Hmm…. Did a deep dive on this topic and posted it a couple years ago. Sustainability issues can be a real morass, which come down to arguments of personal belief, so will keep it as brief as possible.
But let’s short stop this part of the topic for a quick answer to the thought of using ground up long fibre NZ Sphagnum to mimic the properties of peat moss. While sphagnum moss does eventually decompose to peat moss after many years, this process normally requires an anoxic environment and quite a long time to decompose to have the same physical characteristics of peat moss.
On to Peat Moss and Sustainablity
Long and short of it the peat debacle over sustainability of peat harvesting many years ago when the bogs in Europe were harvested, drained and put to use for other purposes. This movement spread slowly across the world, until recently the Patagonia area eventually began to wake up and realize business as usual wasn’t environmentally sustainable.
This reveal caused a number of nations to overhaul their systems and processes towards sustainably harvesting peat. At present the leading countries seem to be Canada, Australia, Finland, Latvia, Estonia and Sweden. At least on paper these countries are recreating bogs as they go, restoring wetlands etc. That said it will take an awful long time to restore a peat bog. However in the case of Canada the amount of bogs under harvest/restoration is very very small.
@Bonsai Nut is correct in directing towards something that is truly sustainably harvested in many places across the world, with more coming, esp. New Zealand who is one of the world leaders in this area. However as stated above, the this product will not be able to directly mimic peat moss.
The problem with the living alternatives is the harvesting, processing and transportation environmental costs.

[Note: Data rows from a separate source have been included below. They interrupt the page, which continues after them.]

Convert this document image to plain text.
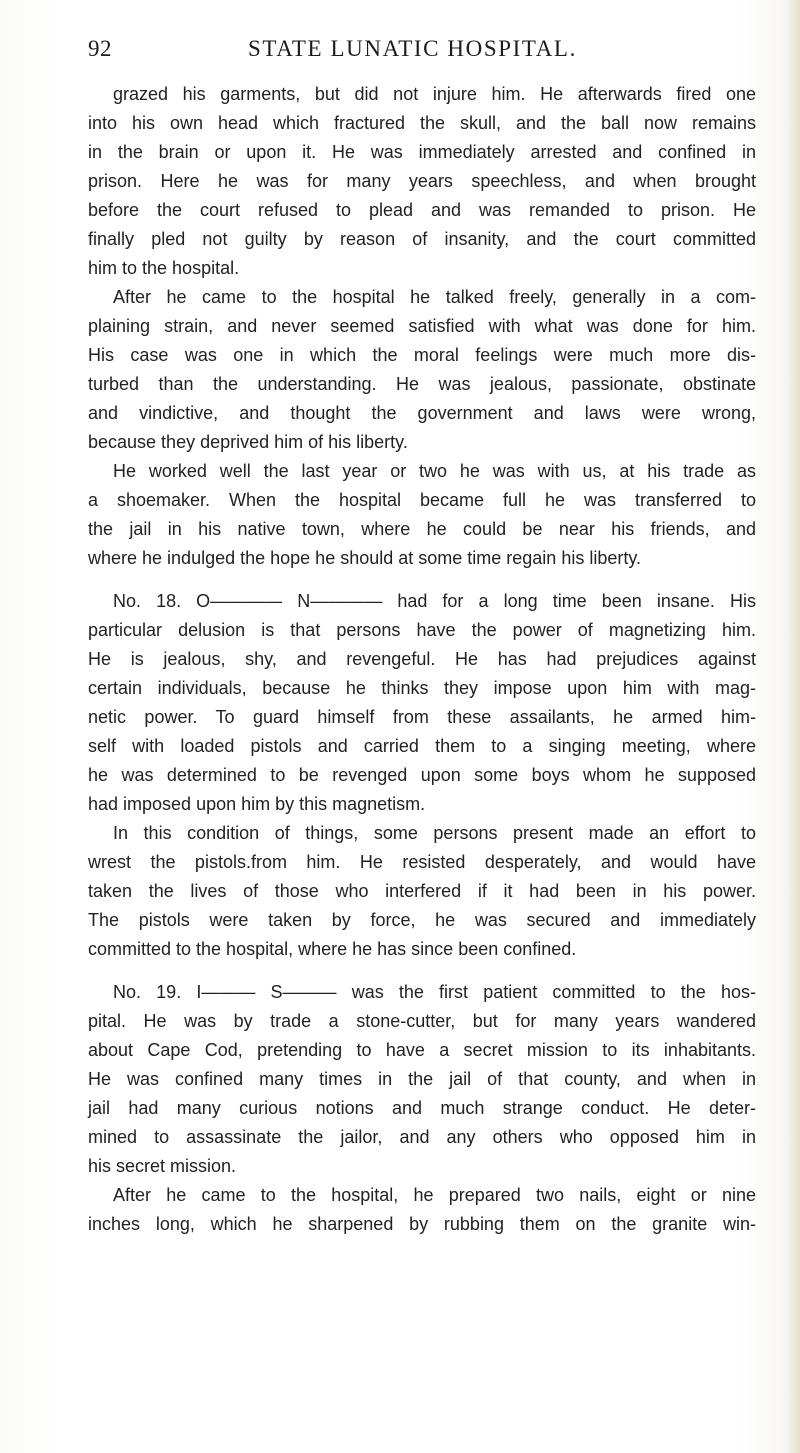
92	STATE LUNATIC HOSPITAL.
grazed his garments, but did not injure him. He afterwards fired one
into his own head which fractured the skull, and the ball now remains
in the brain or upon it. He was immediately arrested and confined in
prison. Here he was for many years speechless, and when brought
before the court refused to plead and was remanded to prison. He
finally pled not guilty by reason of insanity, and the court committed
him to the hospital.
After he came to the hospital he talked freely, generally in a com-
plaining strain, and never seemed satisfied with what was done for him.
His case was one in which the moral feelings were much more dis-
turbed than the understanding. He was jealous, passionate, obstinate
and vindictive, and thought the government and laws were wrong,
because they deprived him of his liberty.
He worked well the last year or two he was with us, at his trade as
a shoemaker. When the hospital became full he was transferred to
the jail in his native town, where he could be near his friends, and
where he indulged the hope he should at some time regain his liberty.
No. 18. O———— N———— had for a long time been insane. His
particular delusion is that persons have the power of magnetizing him.
He is jealous, shy, and revengeful. He has had prejudices against
certain individuals, because he thinks they impose upon him with mag-
netic power. To guard himself from these assailants, he armed him-
self with loaded pistols and carried them to a singing meeting, where
he was determined to be revenged upon some boys whom he supposed
had imposed upon him by this magnetism.
In this condition of things, some persons present made an effort to
wrest the pistols.from him. He resisted desperately, and would have
taken the lives of those who interfered if it had been in his power.
The pistols were taken by force, he was secured and immediately
committed to the hospital, where he has since been confined.
No. 19. I——— S——— was the first patient committed to the hos-
pital. He was by trade a stone-cutter, but for many years wandered
about Cape Cod, pretending to have a secret mission to its inhabitants.
He was confined many times in the jail of that county, and when in
jail had many curious notions and much strange conduct. He deter-
mined to assassinate the jailor, and any others who opposed him in
his secret mission.
After he came to the hospital, he prepared two nails, eight or nine
inches long, which he sharpened by rubbing them on the granite win-
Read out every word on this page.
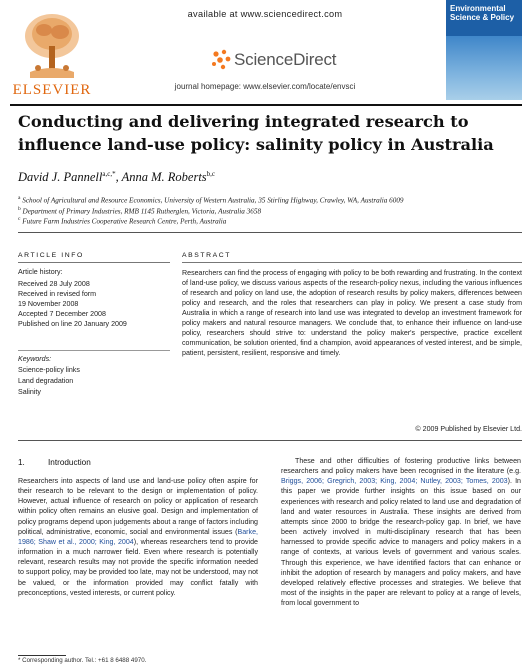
ELSEVIER
available at www.sciencedirect.com
ScienceDirect
journal homepage: www.elsevier.com/locate/envsci
Environmental Science & Policy
Conducting and delivering integrated research to influence land-use policy: salinity policy in Australia
David J. Pannell$^{a,c,*}$, Anna M. Roberts$^{b,c}$
$^a$ School of Agricultural and Resource Economics, University of Western Australia, 35 Stirling Highway, Crawley, WA, Australia 6009
$^b$ Department of Primary Industries, RMB 1145 Rutherglen, Victoria, Australia 3658
$^c$ Future Farm Industries Cooperative Research Centre, Perth, Australia
ARTICLE INFO
Article history:
Received 28 July 2008
Received in revised form
19 November 2008
Accepted 7 December 2008
Published on line 20 January 2009
Keywords:
Science-policy links
Land degradation
Salinity
ABSTRACT
Researchers can find the process of engaging with policy to be both rewarding and frustrating. In the context of land-use policy, we discuss various aspects of the research-policy nexus, including the various influences of research and policy on land use, the adoption of research results by policy makers, differences between policy and research, and the roles that researchers can play in policy. We present a case study from Australia in which a range of research into land use was integrated to develop an investment framework for policy makers and natural resource managers. We conclude that, to enhance their influence on land-use policy, researchers should strive to: understand the policy maker's perspective, practice excellent communication, be solution oriented, find a champion, avoid appearances of vested interest, and be simple, patient, persistent, resilient, responsive and timely.
© 2009 Published by Elsevier Ltd.
1.	Introduction
Researchers into aspects of land use and land-use policy often aspire for their research to be relevant to the design or implementation of policy. However, actual influence of research on policy or application of research within policy often remains an elusive goal. Design and implementation of policy programs depend upon judgements about a range of factors including political, administrative, economic, social and environmental issues (Barke, 1986; Shaw et al., 2000; King, 2004), whereas researchers tend to provide information in a much narrower field. Even where research is potentially relevant, research results may not provide the specific information needed to support policy, may be provided too late, may not be understood, may not be valued, or the information provided may conflict fatally with preconceptions, vested interests, or current policy.
These and other difficulties of fostering productive links between researchers and policy makers have been recognised in the literature (e.g. Briggs, 2006; Gregrich, 2003; King, 2004; Nutley, 2003; Tomes, 2003). In this paper we provide further insights on this issue based on our experiences with research and policy related to land use and degradation of land and water resources in Australia. These insights are derived from attempts since 2000 to bridge the research-policy gap. In brief, we have been actively involved in multi-disciplinary research that has been harnessed to provide specific advice to managers and policy makers in a range of contexts, at various levels of government and various scales. Through this experience, we have identified factors that can enhance or inhibit the adoption of research by managers and policy makers, and have developed relatively effective processes and strategies. We believe that most of the insights in the paper are relevant to policy at a range of levels, from local government to
* Corresponding author. Tel.: +61 8 6488 4970.
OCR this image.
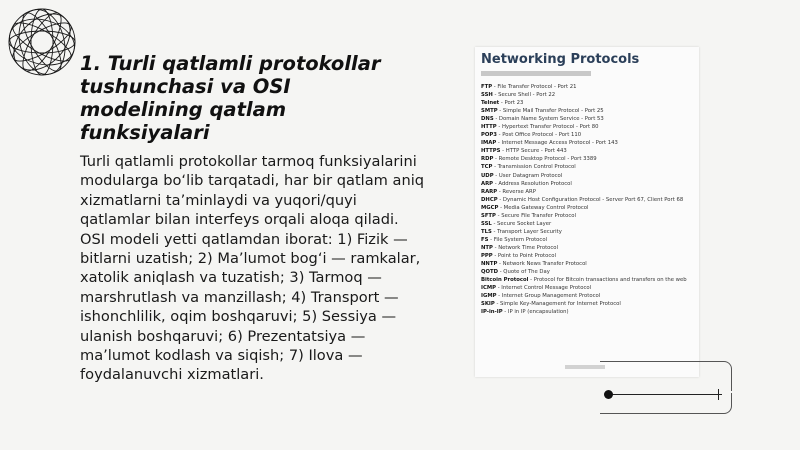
1. Turli qatlamli protokollar tushunchasi va OSI modelining qatlam funksiyalari

Turli qatlamli protokollar tarmoq funksiyalarini modularga bo‘lib tarqatadi, har bir qatlam aniq xizmatlarni ta’minlaydi va yuqori/quyi qatlamlar bilan interfeys orqali aloqa qiladi. OSI modeli yetti qatlamdan iborat: 1) Fizik — bitlarni uzatish; 2) Ma’lumot bog‘i — ramkalar, xatolik aniqlash va tuzatish; 3) Tarmoq — marshrutlash va manzillash; 4) Transport — ishonchlilik, oqim boshqaruvi; 5) Sessiya — ulanish boshqaruvi; 6) Prezentatsiya — ma’lumot kodlash va siqish; 7) Ilova — foydalanuvchi xizmatlari.

Networking Protocols
FTP - File Transfer Protocol - Port 21
SSH - Secure Shell - Port 22
Telnet - Port 23
SMTP - Simple Mail Transfer Protocol - Port 25
DNS - Domain Name System Service - Port 53
HTTP - Hypertext Transfer Protocol - Port 80
POP3 - Post Office Protocol - Port 110
IMAP - Internet Message Access Protocol - Port 143
HTTPS - HTTP Secure - Port 443
RDP - Remote Desktop Protocol - Port 3389
TCP - Transmission Control Protocol
UDP - User Datagram Protocol
ARP - Address Resolution Protocol
RARP - Reverse ARP
DHCP - Dynamic Host Configuration Protocol - Server Port 67, Client Port 68
MGCP - Media Gateway Control Protocol
SFTP - Secure File Transfer Protocol
SSL - Secure Socket Layer
TLS - Transport Layer Security
FS - File System Protocol
NTP - Network Time Protocol
PPP - Point to Point Protocol
NNTP - Network News Transfer Protocol
QOTD - Quote of The Day
Bitcoin Protocol - Protocol for Bitcoin transactions and transfers on the web
ICMP - Internet Control Message Protocol
IGMP - Internet Group Management Protocol
SKIP - Simple Key-Management for Internet Protocol
IP-in-IP - IP in IP (encapsulation)
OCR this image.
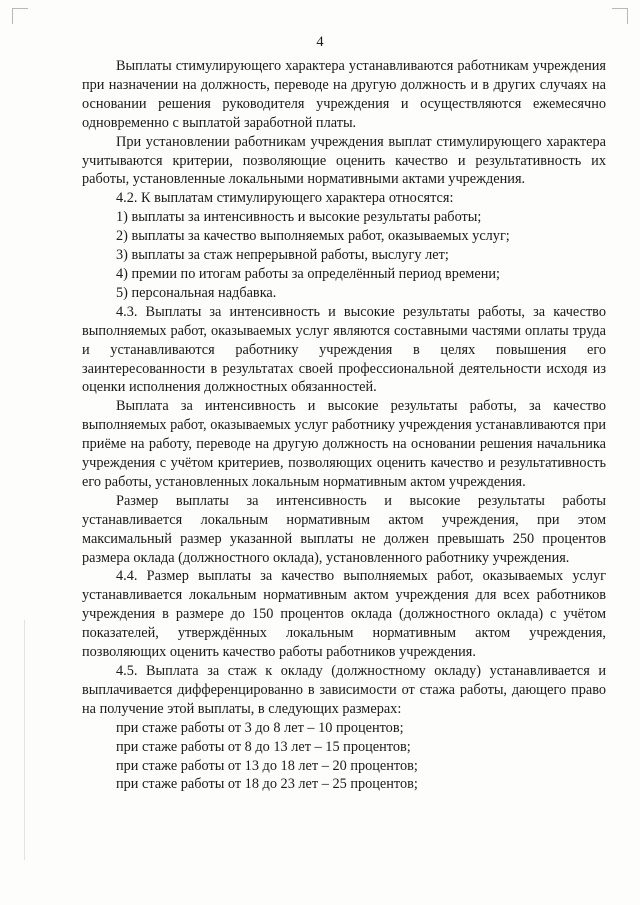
4

Выплаты стимулирующего характера устанавливаются работникам учреждения при назначении на должность, переводе на другую должность и в других случаях на основании решения руководителя учреждения и осуществляются ежемесячно одновременно с выплатой заработной платы.

При установлении работникам учреждения выплат стимулирующего характера учитываются критерии, позволяющие оценить качество и результативность их работы, установленные локальными нормативными актами учреждения.

4.2. К выплатам стимулирующего характера относятся:

1) выплаты за интенсивность и высокие результаты работы;

2) выплаты за качество выполняемых работ, оказываемых услуг;

3) выплаты за стаж непрерывной работы, выслугу лет;

4) премии по итогам работы за определённый период времени;

5) персональная надбавка.

4.3. Выплаты за интенсивность и высокие результаты работы, за качество выполняемых работ, оказываемых услуг являются составными частями оплаты труда и устанавливаются работнику учреждения в целях повышения его заинтересованности в результатах своей профессиональной деятельности исходя из оценки исполнения должностных обязанностей.

Выплата за интенсивность и высокие результаты работы, за качество выполняемых работ, оказываемых услуг работнику учреждения устанавливаются при приёме на работу, переводе на другую должность на основании решения начальника учреждения с учётом критериев, позволяющих оценить качество и результативность его работы, установленных локальным нормативным актом учреждения.

Размер выплаты за интенсивность и высокие результаты работы устанавливается локальным нормативным актом учреждения, при этом максимальный размер указанной выплаты не должен превышать 250 процентов размера оклада (должностного оклада), установленного работнику учреждения.

4.4. Размер выплаты за качество выполняемых работ, оказываемых услуг устанавливается локальным нормативным актом учреждения для всех работников учреждения в размере до 150 процентов оклада (должностного оклада) с учётом показателей, утверждённых локальным нормативным актом учреждения, позволяющих оценить качество работы работников учреждения.

4.5. Выплата за стаж к окладу (должностному окладу) устанавливается и выплачивается дифференцированно в зависимости от стажа работы, дающего право на получение этой выплаты, в следующих размерах:

при стаже работы от 3 до 8 лет – 10 процентов;

при стаже работы от 8 до 13 лет – 15 процентов;

при стаже работы от 13 до 18 лет – 20 процентов;

при стаже работы от 18 до 23 лет – 25 процентов;
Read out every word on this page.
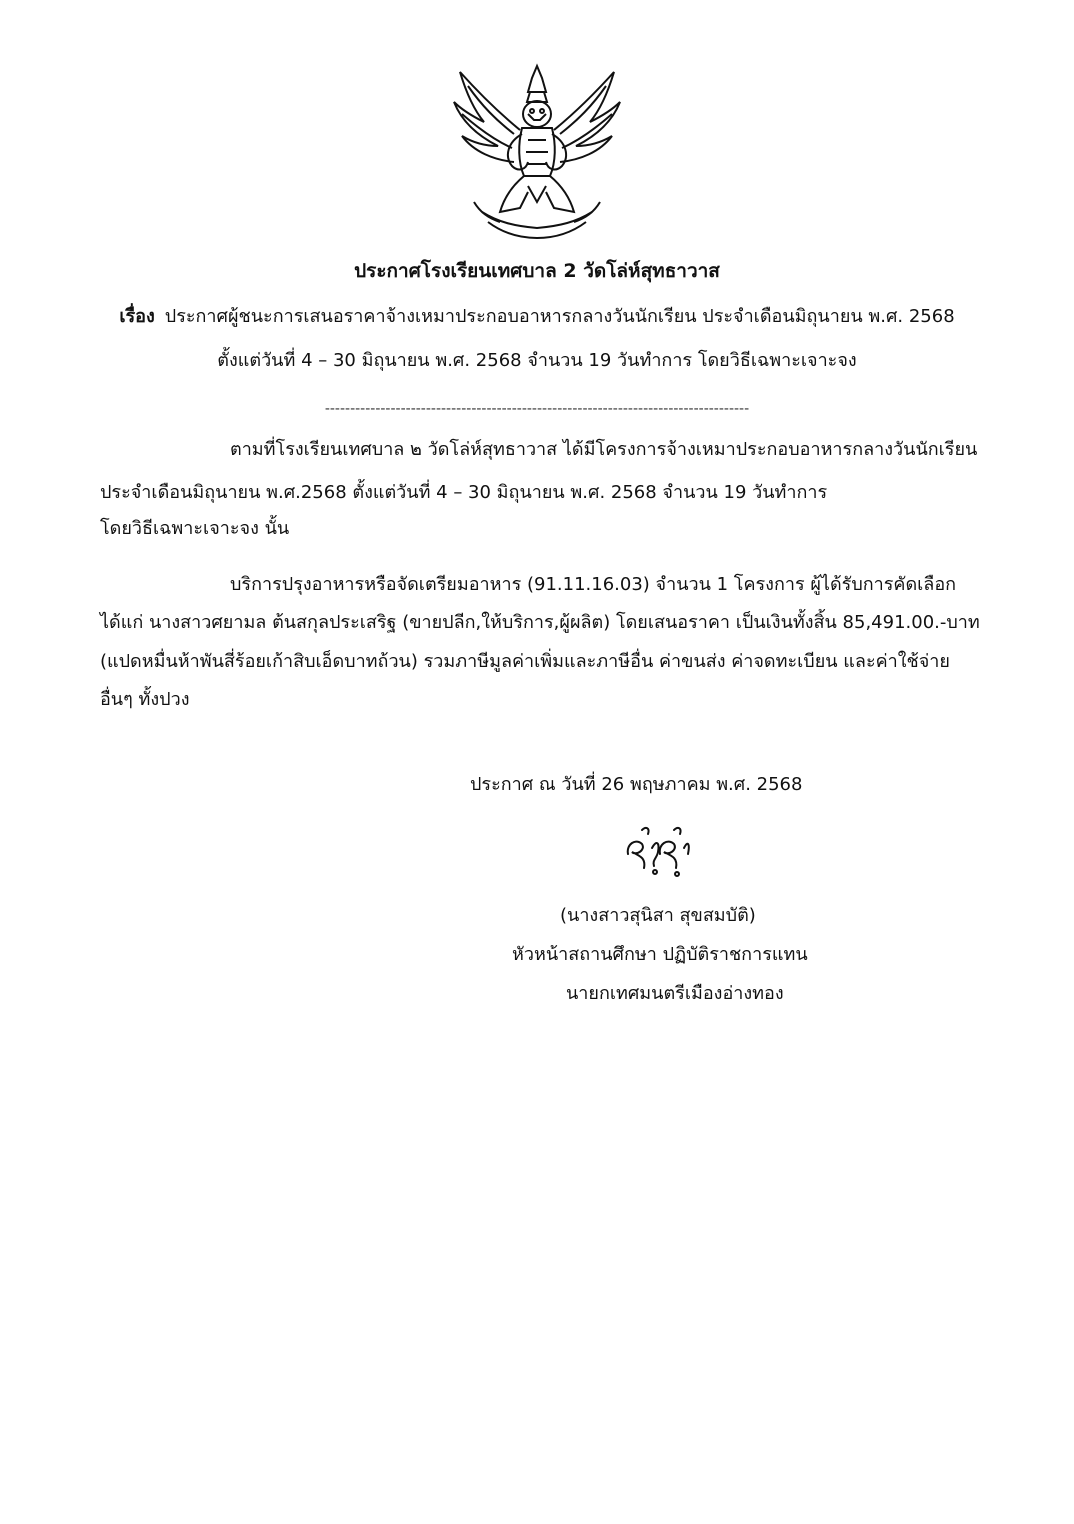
ประกาศโรงเรียนเทศบาล 2 วัดโล่ห์สุทธาวาส
เรื่อง ประกาศผู้ชนะการเสนอราคาจ้างเหมาประกอบอาหารกลางวันนักเรียน ประจำเดือนมิถุนายน พ.ศ. 2568
ตั้งแต่วันที่ 4 – 30 มิถุนายน พ.ศ. 2568 จำนวน 19 วันทำการ โดยวิธีเฉพาะเจาะจง
------------------------------------------------------------------------------------
ตามที่โรงเรียนเทศบาล ๒ วัดโล่ห์สุทธาวาส ได้มีโครงการจ้างเหมาประกอบอาหารกลางวันนักเรียน
ประจำเดือนมิถุนายน พ.ศ.2568 ตั้งแต่วันที่ 4 – 30 มิถุนายน พ.ศ. 2568 จำนวน 19 วันทำการ
โดยวิธีเฉพาะเจาะจง นั้น
บริการปรุงอาหารหรือจัดเตรียมอาหาร (91.11.16.03) จำนวน 1 โครงการ ผู้ได้รับการคัดเลือก
ได้แก่ นางสาวศยามล ต้นสกุลประเสริฐ (ขายปลีก,ให้บริการ,ผู้ผลิต) โดยเสนอราคา เป็นเงินทั้งสิ้น 85,491.00.-บาท
(แปดหมื่นห้าพันสี่ร้อยเก้าสิบเอ็ดบาทถ้วน) รวมภาษีมูลค่าเพิ่มและภาษีอื่น ค่าขนส่ง ค่าจดทะเบียน และค่าใช้จ่าย
อื่นๆ ทั้งปวง
ประกาศ ณ วันที่ 26 พฤษภาคม พ.ศ. 2568
(นางสาวสุนิสา สุขสมบัติ)
หัวหน้าสถานศึกษา ปฏิบัติราชการแทน
นายกเทศมนตรีเมืองอ่างทอง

Harvesting Coco coir a direct product of coconut plantations which are ravaging the environment in tropical areas. The plantations eventually are left an environmental wasteland after depleting the thin tropical soils which is left to erode, often the run off finds its way down onto the coral reefs. imho, from the experience of over fifty years of diving around the world, is doing much more environmental damage than sustainably harvesting peat moss is.
So it’s an issue of competing goods…. Of the not so good alternatives, which… using one’s present knowledge of each products overall environmental costs, is least damaging…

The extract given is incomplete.